Prodisc Technology, one of the top three producers of optical storage media in Taiwan, on December 12 opened a factory for blank CD-R discs in a bonded industrial zone located in Ningbo, Zhejiang Province (China), Taiwanese DigiTimes reports.
The factory is owned and operated by Prodisc Technology (Ningbo). With total investment of US$70 million, the company is a joint venture with Prodisc holding a 49% stake, parent company president Tony Hsu indicated. Hsu is now in Ningbo to attend the opening ceremony.
The factory will initially have 30 production lines for a monthly capacity of 30 million CD-R discs, with volume production to begin next month. The bonded industrial zone is one of the industrial districts offering the most incentives and relaxed regulations in China.
The factory’s products can be exported or sold in the domestic market with payment of 2% tax on imported materials and components, Hsu noted.
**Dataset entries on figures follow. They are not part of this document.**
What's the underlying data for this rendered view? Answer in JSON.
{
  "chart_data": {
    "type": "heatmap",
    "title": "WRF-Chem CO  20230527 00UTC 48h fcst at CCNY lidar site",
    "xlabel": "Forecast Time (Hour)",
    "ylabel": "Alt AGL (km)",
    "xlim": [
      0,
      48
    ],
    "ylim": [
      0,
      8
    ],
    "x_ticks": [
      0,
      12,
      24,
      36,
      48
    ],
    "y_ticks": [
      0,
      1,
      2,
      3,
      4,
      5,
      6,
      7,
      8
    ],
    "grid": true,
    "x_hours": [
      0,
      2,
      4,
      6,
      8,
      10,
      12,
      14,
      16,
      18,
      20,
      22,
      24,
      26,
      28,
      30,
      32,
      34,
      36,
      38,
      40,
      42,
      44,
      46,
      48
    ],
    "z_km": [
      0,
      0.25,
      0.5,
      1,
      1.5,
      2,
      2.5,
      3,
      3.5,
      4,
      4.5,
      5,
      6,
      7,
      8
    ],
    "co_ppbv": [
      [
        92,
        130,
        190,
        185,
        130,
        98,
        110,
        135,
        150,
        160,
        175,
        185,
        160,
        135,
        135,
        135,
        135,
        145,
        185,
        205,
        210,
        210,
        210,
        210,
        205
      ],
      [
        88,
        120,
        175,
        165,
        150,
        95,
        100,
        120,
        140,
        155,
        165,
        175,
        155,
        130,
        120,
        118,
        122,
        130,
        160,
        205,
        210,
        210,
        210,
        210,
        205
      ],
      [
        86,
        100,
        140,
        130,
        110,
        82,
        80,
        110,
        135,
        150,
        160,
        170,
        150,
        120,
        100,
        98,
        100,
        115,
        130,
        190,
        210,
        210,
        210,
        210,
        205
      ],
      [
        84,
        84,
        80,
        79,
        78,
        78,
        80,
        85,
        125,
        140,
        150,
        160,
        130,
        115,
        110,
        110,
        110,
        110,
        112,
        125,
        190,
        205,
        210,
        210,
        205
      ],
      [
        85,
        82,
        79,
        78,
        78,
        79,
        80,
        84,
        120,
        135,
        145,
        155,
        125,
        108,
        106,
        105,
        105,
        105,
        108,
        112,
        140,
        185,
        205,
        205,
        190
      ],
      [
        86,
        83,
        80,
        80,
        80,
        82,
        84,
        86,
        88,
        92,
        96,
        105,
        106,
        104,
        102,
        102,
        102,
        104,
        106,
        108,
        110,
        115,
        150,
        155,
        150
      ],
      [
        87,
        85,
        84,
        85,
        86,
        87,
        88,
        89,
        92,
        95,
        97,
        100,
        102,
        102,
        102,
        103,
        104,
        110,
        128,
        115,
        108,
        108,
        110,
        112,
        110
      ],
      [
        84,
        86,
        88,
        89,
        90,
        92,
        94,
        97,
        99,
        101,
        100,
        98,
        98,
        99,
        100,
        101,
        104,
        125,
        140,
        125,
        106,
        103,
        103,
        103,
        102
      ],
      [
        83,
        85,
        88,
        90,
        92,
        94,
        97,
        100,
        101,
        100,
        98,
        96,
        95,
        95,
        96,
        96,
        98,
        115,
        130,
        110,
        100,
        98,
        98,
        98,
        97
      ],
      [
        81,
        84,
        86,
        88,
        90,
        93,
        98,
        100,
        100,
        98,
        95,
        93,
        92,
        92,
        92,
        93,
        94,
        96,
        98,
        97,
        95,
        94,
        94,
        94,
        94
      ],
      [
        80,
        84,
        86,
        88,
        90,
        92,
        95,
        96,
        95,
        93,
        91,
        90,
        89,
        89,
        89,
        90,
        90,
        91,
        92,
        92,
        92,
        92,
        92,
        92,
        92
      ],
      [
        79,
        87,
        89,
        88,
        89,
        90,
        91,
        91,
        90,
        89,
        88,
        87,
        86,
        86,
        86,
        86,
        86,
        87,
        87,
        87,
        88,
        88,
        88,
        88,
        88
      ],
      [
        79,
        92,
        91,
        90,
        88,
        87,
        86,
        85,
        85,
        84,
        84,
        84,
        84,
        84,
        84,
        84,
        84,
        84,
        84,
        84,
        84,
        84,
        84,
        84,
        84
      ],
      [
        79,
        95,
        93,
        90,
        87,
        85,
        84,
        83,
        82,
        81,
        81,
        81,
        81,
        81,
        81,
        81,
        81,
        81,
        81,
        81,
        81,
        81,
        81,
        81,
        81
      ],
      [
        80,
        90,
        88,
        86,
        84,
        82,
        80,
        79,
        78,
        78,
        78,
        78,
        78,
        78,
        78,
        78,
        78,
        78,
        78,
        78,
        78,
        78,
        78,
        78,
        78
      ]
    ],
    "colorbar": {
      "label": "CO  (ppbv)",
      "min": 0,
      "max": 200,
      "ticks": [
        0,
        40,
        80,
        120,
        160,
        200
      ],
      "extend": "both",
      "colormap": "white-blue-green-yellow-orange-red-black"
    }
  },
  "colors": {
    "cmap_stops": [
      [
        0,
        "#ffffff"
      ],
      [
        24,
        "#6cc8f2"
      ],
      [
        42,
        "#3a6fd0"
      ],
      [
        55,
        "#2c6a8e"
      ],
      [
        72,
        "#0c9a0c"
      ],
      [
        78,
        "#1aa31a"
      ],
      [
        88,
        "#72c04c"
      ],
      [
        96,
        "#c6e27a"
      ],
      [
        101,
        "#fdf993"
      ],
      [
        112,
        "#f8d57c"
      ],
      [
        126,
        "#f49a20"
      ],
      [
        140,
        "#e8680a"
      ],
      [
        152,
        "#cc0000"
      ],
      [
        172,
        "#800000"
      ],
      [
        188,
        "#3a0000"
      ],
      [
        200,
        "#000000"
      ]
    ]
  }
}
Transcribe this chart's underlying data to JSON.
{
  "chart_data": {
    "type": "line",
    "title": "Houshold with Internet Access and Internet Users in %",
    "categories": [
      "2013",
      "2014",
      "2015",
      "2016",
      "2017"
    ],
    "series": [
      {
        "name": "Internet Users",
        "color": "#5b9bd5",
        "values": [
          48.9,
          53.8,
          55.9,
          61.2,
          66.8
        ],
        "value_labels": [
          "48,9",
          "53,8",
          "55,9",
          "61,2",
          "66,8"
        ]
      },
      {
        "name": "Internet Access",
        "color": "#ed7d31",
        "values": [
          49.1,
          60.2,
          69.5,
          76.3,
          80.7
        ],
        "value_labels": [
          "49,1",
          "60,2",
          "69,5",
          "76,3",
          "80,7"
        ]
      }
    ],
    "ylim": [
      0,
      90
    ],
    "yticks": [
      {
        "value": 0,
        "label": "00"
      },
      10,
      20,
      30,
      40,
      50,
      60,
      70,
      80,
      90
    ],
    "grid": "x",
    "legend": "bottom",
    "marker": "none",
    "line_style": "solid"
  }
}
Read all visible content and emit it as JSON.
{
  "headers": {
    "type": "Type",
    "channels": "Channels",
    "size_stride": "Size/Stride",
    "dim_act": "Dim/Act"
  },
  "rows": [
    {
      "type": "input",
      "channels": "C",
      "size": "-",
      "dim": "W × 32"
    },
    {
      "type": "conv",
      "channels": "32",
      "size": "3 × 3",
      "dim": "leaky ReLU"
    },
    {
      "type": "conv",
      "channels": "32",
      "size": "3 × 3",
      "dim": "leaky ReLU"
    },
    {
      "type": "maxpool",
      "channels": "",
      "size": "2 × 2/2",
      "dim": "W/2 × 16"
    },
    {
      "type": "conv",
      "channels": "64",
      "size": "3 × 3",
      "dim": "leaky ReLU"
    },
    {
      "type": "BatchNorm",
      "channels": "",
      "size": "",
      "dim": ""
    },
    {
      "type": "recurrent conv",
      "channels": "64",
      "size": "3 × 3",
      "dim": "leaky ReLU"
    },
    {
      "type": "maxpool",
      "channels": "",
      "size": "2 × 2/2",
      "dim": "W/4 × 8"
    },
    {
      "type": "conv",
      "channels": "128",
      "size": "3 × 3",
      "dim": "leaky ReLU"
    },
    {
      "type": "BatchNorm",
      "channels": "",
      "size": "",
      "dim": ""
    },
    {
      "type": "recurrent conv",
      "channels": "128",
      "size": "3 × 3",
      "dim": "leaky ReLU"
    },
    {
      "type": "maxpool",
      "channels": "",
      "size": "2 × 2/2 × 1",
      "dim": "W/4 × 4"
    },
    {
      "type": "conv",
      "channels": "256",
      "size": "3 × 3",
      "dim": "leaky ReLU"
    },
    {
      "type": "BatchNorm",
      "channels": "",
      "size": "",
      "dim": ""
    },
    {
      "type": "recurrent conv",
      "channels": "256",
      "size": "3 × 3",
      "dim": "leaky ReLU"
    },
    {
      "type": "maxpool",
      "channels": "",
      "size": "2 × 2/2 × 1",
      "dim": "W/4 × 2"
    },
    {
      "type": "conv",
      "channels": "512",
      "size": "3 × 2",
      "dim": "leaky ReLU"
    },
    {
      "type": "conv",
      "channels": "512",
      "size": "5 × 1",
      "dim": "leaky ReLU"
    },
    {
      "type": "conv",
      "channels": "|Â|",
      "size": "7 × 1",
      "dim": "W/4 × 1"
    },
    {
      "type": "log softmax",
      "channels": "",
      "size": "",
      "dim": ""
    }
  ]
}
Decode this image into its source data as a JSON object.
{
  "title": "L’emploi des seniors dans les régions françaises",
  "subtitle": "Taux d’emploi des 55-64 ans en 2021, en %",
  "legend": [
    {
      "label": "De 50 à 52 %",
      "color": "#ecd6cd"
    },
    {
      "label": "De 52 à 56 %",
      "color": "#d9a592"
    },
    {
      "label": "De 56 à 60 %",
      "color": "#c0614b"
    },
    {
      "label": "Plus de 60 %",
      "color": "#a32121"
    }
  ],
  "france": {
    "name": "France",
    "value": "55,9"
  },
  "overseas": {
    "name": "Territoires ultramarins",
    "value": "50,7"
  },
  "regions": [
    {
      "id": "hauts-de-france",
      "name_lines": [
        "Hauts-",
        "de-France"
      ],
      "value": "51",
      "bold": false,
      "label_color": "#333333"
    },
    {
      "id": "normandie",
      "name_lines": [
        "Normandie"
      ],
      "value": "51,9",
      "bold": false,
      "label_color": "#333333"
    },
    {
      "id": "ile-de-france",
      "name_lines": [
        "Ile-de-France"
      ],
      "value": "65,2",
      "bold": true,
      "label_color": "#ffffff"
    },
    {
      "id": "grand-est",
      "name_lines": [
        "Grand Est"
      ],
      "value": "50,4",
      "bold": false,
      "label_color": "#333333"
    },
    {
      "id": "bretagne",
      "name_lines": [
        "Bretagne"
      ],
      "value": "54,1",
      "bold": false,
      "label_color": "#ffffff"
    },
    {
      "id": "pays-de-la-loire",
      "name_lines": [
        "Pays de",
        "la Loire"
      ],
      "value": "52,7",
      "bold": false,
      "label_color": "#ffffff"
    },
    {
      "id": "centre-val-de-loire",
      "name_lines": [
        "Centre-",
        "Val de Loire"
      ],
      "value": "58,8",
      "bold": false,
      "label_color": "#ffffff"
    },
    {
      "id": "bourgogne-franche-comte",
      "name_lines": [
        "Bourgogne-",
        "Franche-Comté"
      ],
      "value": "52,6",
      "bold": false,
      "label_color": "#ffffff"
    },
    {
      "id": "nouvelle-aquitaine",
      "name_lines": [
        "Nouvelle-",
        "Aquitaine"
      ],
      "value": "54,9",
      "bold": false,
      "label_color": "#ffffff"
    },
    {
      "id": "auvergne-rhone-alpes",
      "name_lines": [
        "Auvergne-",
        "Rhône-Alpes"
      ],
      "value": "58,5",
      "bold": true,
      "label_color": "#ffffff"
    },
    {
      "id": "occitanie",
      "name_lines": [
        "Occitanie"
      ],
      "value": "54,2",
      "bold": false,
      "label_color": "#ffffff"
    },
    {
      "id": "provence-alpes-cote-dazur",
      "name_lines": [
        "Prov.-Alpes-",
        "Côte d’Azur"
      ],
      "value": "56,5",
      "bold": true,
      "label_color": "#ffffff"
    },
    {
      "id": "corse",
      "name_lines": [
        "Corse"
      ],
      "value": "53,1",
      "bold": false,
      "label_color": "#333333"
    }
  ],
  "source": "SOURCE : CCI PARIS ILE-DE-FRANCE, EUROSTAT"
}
The factory’s production will focus on OEM production for the European market and production for domestic sale under Prodisc’s own SmartBuy brand.
Prodisc’s investment in China was prompted because further expansion of its CD-R disc capacity in Taiwan is costly, back-end printing and packaging demands significant labor and China has large market potential, Hsu explained.
Including the Ningbo factory, Prodisc will have total production capacity of 140 million CD-R discs a month, the third-largest among Taiwanese makers next to CMC Magnetics’s 170 million discs and Ritek’s 150 million discs, according to Hsu.
The monthly capacity of the Ningbo factory will be gradually expanded to 60 million CD-R discs. The factory may also produce DVD-R discs and optical components, Hsu said.
In addition to its China investment, Prodisc has invested NT$4.0 billion to establish DVD+R/-R disc production lines in the second half of this year and plans to expand this capacity with an additional outlay of NT$4.0 billion in 2004.
In related news, CMC Magnetics,the largest maker of optical storage discs in Taiwan, is already seeing a return on its investment in CD-R production in China, the company’s vice president of public relations and spokesperson Andria Wong indicated.